Görevi arama kurtarma olan AFAD’ın liyakatsiz atamalarla amacı dışında kullanılan bir kuruma dönüştürüldüğünü bu depremde bir kez daha gördük. Kurumun bütçesinin afet harcamalarından çok başka amaçlar için kullanıldığı bir kez daha ortaya çıktı. Afet harcaması 3 milyar lira, hizmet binası için harcanan para 2,5 milyar lira! Deprem cihazına ayrılması gereken kaynakları tanıtım faaliyetlerine çarçur eden bir kurum yarattılar. İşte bu yönetim zihniyetinin bir sonucu olarak AFAD’ın Hatay başta olmak üzere deprem bölgelerine 3. ve 4. Günde dahil olabildiğini onu da eksik personelle gerçekleştirebildiğini gördük. Bunun sorumlusu da bağlı olduğu bakanlık ve doğrudan cumhurbaşkanlığı hükümet sistemidir. Halkı enkaz altında bırakan, ölüme, soğuğa, açlığa mahkûm eden bu iktidardır. Hızlı karar alınan bir sistem deyip allayıp pulladılar, hızları görüldü, deprem bölgesine 72 saat sonra girebildiler. Ama ekranları karartmakta, tehditte, yasakçılıkta, sosyal medyayı engellemekte, dayanışmaya kayyum atamakta hiç geri kalmadılar. Yaşamların karartılmasında yoklar ama düşmanlıkta tam bir organize halde olduklarını hep birlikte gördük."
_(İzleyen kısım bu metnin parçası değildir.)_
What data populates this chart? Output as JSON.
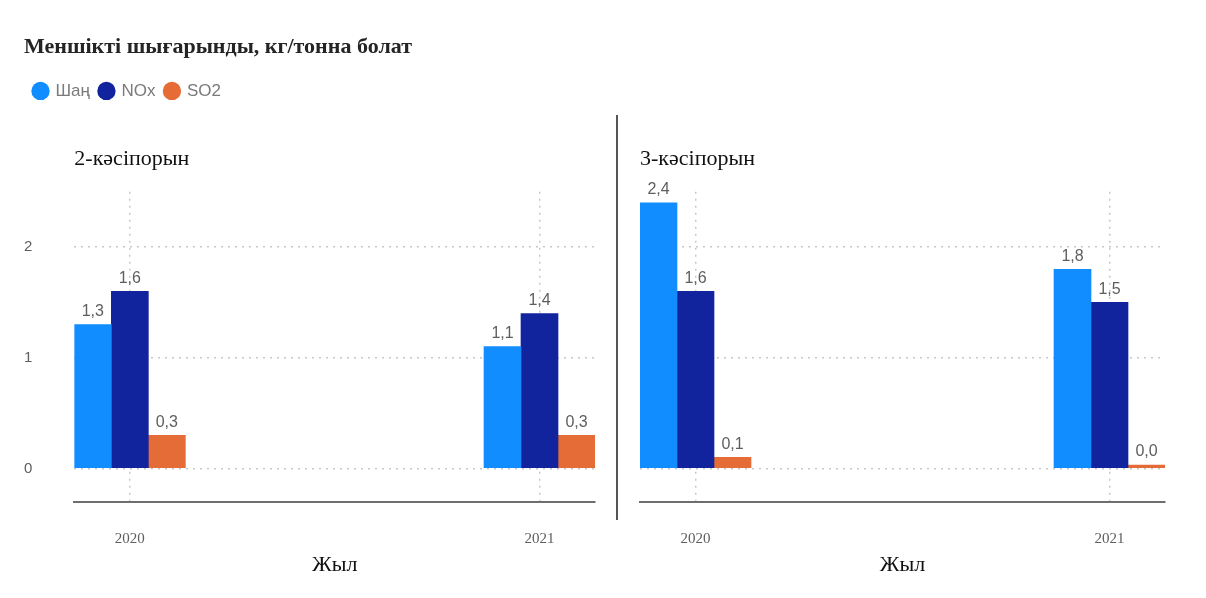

"ÜNİVERSİTELERİ DERHAL AÇIN"
"Buradan bir kez daha çağrı yapıyoruz üniversiteleri derhal açın öğrencilerin geleceğiyle oynamayın.
Çıkıp bir de hiçbir sorumlulukları yokmuş gibi pişkince konuştuklarına tanık olduk. Ufak tefek sorunlar yaşandı diye olayı geçiştirmeye çalıştıklarına tanık olduk. Bu depremde asrın yüzsüzlüğünü gördük. Bunların en son ne zaman utandığını hatırlayan yok. Çünkü bunlarda utanma yok."
"HALK SİZİN YÜZÜNÜZDEN CANINI VERDİ, DAHA NE VERSİN"
"On binler enkaz altında çığlık atarak can verdi, AKP Genel başkanı helallik istiyor, bu halk size hakkını asla helal etmeyecek. Halk sizin yüzünüzden canını verdi daha ne versin!
Sizi bu siyasi enkazdan liyakatsiz AFAD’ınız bile kurtaramaz. İstifa edeceksiniz ve hesap vereceksiniz. Siz halktan bir şey isteme konumuna değilsiniz, halka hesap vermek zorundasınız hesap da vereceksiniz. Hükümet istifa seslerine kulaklarınızı tıkayamazsınız. Yamanız gereken sorumluluğunuzu kabul ederek istifa etmenizdir."
"TEK BİLDİKERLİ YASAKÇILIK"
"Hükümetin küçük ortağı da çıkmış maçlar seyircisiz yapılsın diyor. Tek bildikleri şey yasakçılık. Seyircisiz maç, muhalefetsiz siyaset, denetimsiz bina, seçmensiz seçim, öğrencisiz üniversite, ekransız medya. Biz de diyoruz ki AKP ve MHP’siz bir Türkiye."
"KIZILAY'IN ÖNÜNDE AÇIKLAMA YAPACAĞIZ"
"Kızılay’la ilgili görüşlerimizi, bu kürsüden değil, milletvekili arkadaşlarımla birlikte, Kızılay’ın önüne, şimdi buradan çıkıp giderek açıklamamızı orada yapacağımızı ifade ediyor, teşekkür ediyorum."